During the run of the optimizer in each generation a new value for
ε is computed. The comparison of individuals outlined above is
modified, so that an individual is handled like it was not violating any
constraints if the constraint violation is below ε. So if both
individuals have constraint violations larger than ε, the one
with lower violation wins. If one violation is below ε and the
other above, the individual with the violation below ε wins. And
finally if the constraint violations of both individuals are below
ε, the normal comparison takes place.
The last case is the key to the success of this algorithm: Even though
the search proceeds into a direction where the constraint violations are
minimized, at the same time good solutions in terms of the objective
function are found.
The algorithm begins by initializing \(\varepsilon_0\) with the constraint
violation of the individuum with index \(\theta\) from the initial
population sorted by constraint violation, where
\(\theta\) is a parameter of the algorithm between 1 and the
population size, a good value uses the individuum at about 20%
of the population size which is also the default in PGAPack.
In each generation \(t\), \(\varepsilon_t\) is computed by
\begin{equation*}
\varepsilon_t = \varepsilon_0 \left(1-\frac{t}{T_c}\right)^{cp}
\end{equation*}
up to generation \(T_c\). After that generation, ε is set to
0. The exponent \(cp\) is between 2 and 10. The 2010 paper
recommends to set \(cp = 0.3 cp + 0.7 cp_\min\) at
generation \(T_\lambda = 0.95 T_c\) where \(cp_\min\) is
the fixed value 3. The initial value of \(cp\) is chosen so that
\(\varepsilon_\lambda=10^{-5}\) at generation \(T_\lambda\) unless
it is smaller than \(cp_\min\) in which case it is set to
\(cp_\min\). PGAPack implements this
schedule for \(cp\) by default but allows to change \(cp\)

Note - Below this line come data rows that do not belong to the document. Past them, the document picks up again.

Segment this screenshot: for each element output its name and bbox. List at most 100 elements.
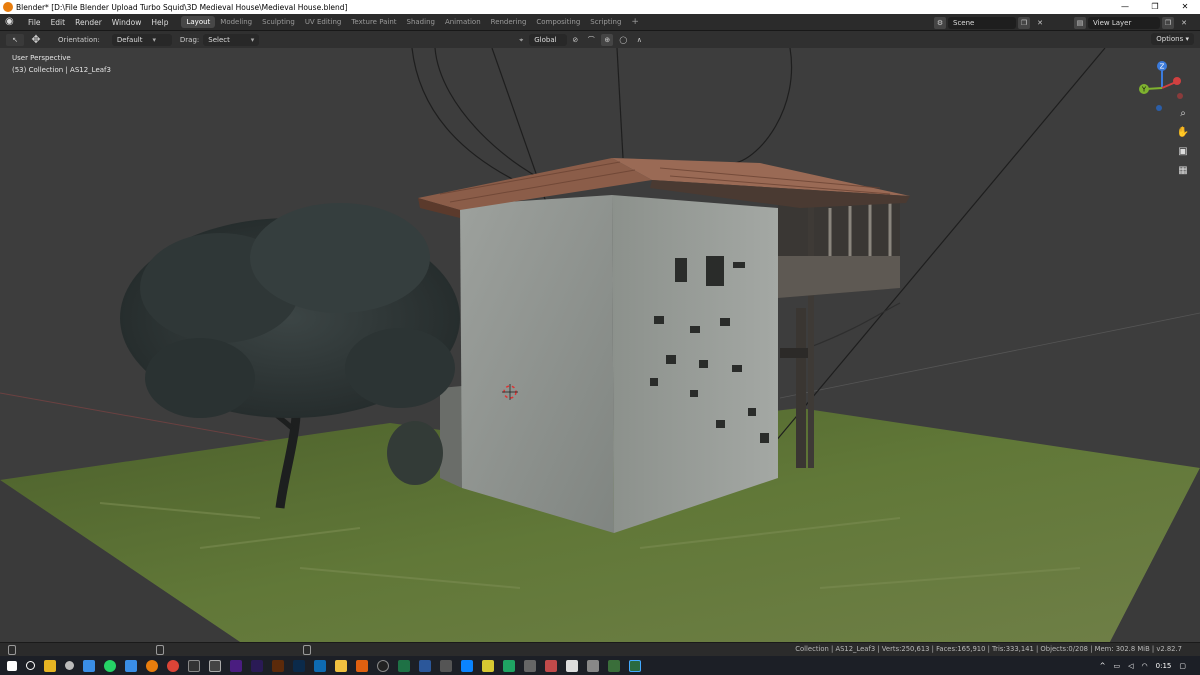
add-workspace-button[interactable]: + <box>626 17 644 27</box>
scene-selector: ⚙ Scene ❐ ✕ <box>932 16 1048 29</box>
calendar-icon[interactable] <box>125 659 137 672</box>
snap-toggle-icon[interactable]: ⊕ <box>601 33 614 46</box>
app-icon[interactable] <box>587 659 599 672</box>
maximize-button[interactable]: ❐ <box>1140 0 1170 14</box>
menu-render[interactable]: Render <box>70 18 107 27</box>
chevron-down-icon: ▾ <box>152 35 156 44</box>
window-titlebar: Blender* [D:\File Blender Upload Turbo S… <box>0 0 1200 14</box>
menu-edit[interactable]: Edit <box>46 18 71 27</box>
window-title: Blender* [D:\File Blender Upload Turbo S… <box>16 2 348 12</box>
view-layer-field[interactable]: View Layer <box>1088 16 1160 29</box>
chrome-icon[interactable] <box>167 659 179 672</box>
photoshop-icon[interactable] <box>293 659 305 672</box>
options-dropdown[interactable]: Options ▾ <box>1151 33 1194 45</box>
perspective-toggle-icon[interactable]: ▦ <box>1175 163 1191 179</box>
scene-icon[interactable]: ⚙ <box>934 16 946 29</box>
copy-scene-icon[interactable]: ❐ <box>1018 16 1030 29</box>
delete-scene-icon[interactable]: ✕ <box>1034 17 1046 29</box>
select-mode-icon[interactable]: ↖ <box>6 33 24 46</box>
view-layer-icon[interactable]: ▤ <box>1074 16 1086 29</box>
app-icon[interactable] <box>608 659 620 672</box>
menu-file[interactable]: File <box>23 18 46 27</box>
orientation-dropdown[interactable]: Default ▾ <box>111 33 172 46</box>
tab-layout[interactable]: Layout <box>181 16 216 28</box>
notifications-icon[interactable]: ▢ <box>1179 662 1186 670</box>
drag-label: Drag: <box>179 35 200 44</box>
tab-texture-paint[interactable]: Texture Paint <box>346 16 401 28</box>
zoom-icon[interactable]: ⌕ <box>1175 106 1191 122</box>
chevron-up-icon[interactable]: ^ <box>1100 662 1106 670</box>
chevron-down-icon: ▾ <box>250 35 255 44</box>
snap-icon[interactable]: ⌒ <box>585 34 597 46</box>
minimize-button[interactable]: — <box>1110 0 1140 14</box>
drag-value: Select Box <box>208 35 230 56</box>
photos-icon[interactable] <box>314 659 326 672</box>
gizmo-z-label: Z <box>1160 63 1165 71</box>
network-icon[interactable]: ▭ <box>1114 662 1121 670</box>
vlc-icon[interactable] <box>356 659 368 672</box>
hand-pan-icon[interactable]: ✋ <box>1175 125 1191 141</box>
falloff-icon[interactable]: ∧ <box>633 34 645 46</box>
menu-help[interactable]: Help <box>146 18 173 27</box>
mouse-middle-icon <box>156 645 164 655</box>
transform-orientation-icon[interactable]: ⌖ <box>515 34 527 46</box>
tab-shading[interactable]: Shading <box>402 16 440 28</box>
clock[interactable]: 0:15 <box>1156 662 1172 670</box>
tab-sculpting[interactable]: Sculpting <box>257 16 300 28</box>
app-icon[interactable] <box>545 659 557 672</box>
menu-window[interactable]: Window <box>107 18 147 27</box>
scene-name-field[interactable]: Scene <box>948 16 1016 29</box>
copy-view-layer-icon[interactable]: ❐ <box>1162 16 1174 29</box>
camera-view-icon[interactable]: ▣ <box>1175 144 1191 160</box>
blender-app-icon <box>3 2 13 12</box>
house-front-wall <box>460 195 614 533</box>
tab-uv-editing[interactable]: UV Editing <box>300 16 347 28</box>
drag-dropdown[interactable]: Select Box ▾ <box>203 33 260 56</box>
after-effects-icon[interactable] <box>230 659 242 672</box>
blender-logo-icon[interactable]: ◉ <box>5 16 19 28</box>
app-icon[interactable] <box>209 659 221 672</box>
app-icon[interactable] <box>440 659 452 672</box>
settings-gear-icon[interactable] <box>65 661 74 670</box>
window-controls: — ❐ ✕ <box>1110 0 1200 14</box>
scene-render <box>0 48 1200 642</box>
house-side-wall <box>612 195 778 533</box>
transform-pivot-icon[interactable]: ✥ <box>28 33 44 46</box>
proportional-edit-icon[interactable]: ◯ <box>617 34 629 46</box>
windows-start-icon[interactable] <box>7 660 17 671</box>
tab-rendering[interactable]: Rendering <box>486 16 532 28</box>
whatsapp-icon[interactable] <box>104 659 116 672</box>
delete-view-layer-icon[interactable]: ✕ <box>1178 17 1190 29</box>
github-icon[interactable] <box>377 659 389 672</box>
volume-icon[interactable]: ◁ <box>1128 662 1133 670</box>
tab-animation[interactable]: Animation <box>440 16 486 28</box>
tab-modeling[interactable]: Modeling <box>215 16 257 28</box>
app-icon[interactable] <box>482 659 494 672</box>
steam-icon[interactable] <box>461 659 473 672</box>
app-icon[interactable] <box>503 659 515 672</box>
wifi-icon[interactable]: ◠ <box>1142 662 1148 670</box>
orientation-value: Default <box>116 35 143 44</box>
file-explorer-icon[interactable] <box>44 659 56 672</box>
tab-compositing[interactable]: Compositing <box>531 16 585 28</box>
calculator-icon[interactable] <box>566 659 578 672</box>
3d-viewport[interactable]: User Perspective (53) Collection | AS12_… <box>0 48 1200 642</box>
bush <box>387 421 443 485</box>
excel-icon[interactable] <box>398 659 410 672</box>
premiere-icon[interactable] <box>251 659 263 672</box>
close-button[interactable]: ✕ <box>1170 0 1200 14</box>
terminal-icon[interactable] <box>188 659 200 672</box>
blender-taskbar-icon[interactable] <box>146 659 158 672</box>
active-app-icon[interactable] <box>629 659 641 672</box>
viewport-perspective-label: User Perspective <box>12 54 71 62</box>
system-tray: ^ ▭ ◁ ◠ 0:15 ▢ <box>1096 656 1190 675</box>
illustrator-icon[interactable] <box>272 659 284 672</box>
app-icon[interactable] <box>524 659 536 672</box>
word-icon[interactable] <box>419 659 431 672</box>
search-icon[interactable] <box>26 661 35 670</box>
mail-icon[interactable] <box>83 659 95 672</box>
pivot-point-icon[interactable]: ⊘ <box>569 34 581 46</box>
notes-icon[interactable] <box>335 659 347 672</box>
transform-orientation-dropdown[interactable]: Global <box>529 33 568 46</box>
tab-scripting[interactable]: Scripting <box>585 16 626 28</box>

at start and during run of the optimizer, so it's possible to easily
implement a different schedule for \(cp\) – the default works
quite nicely, though.
With the ε constraint method, example 7 from Deb can be
optimized with a precision of \(10^{-6}\) in my experiments, see the
epsilon_generation
parameter in the optimizer example
The antenna-optimizer with an ε‑generation of 50 (that's
the \(T_c\) parameter of the algorithm) gets stuck in the local
optimum only in one of 50 cases, all other cases find good results:
In that picture all the solutions that are dominated by solutions from
another run are drawn in black. It can be seen that the data from run
number 16 did not contribute any non-dominated solutions (on the right
side in the legend the number 16 is missing). You can turn off the
display of the dominated solutions by clicking on the black dot in the
legend.
When I increase the ε‑generation to 60, the run with random
seed 16 also finds a solution:
We also see that the solutions are quite good (quite near to the pareto
front) for all runs, the black "shadow" of the dominated solutions is
quite near to the real pareto front and it is enough to do a single run
of the algorithm for finding a good set of solutions.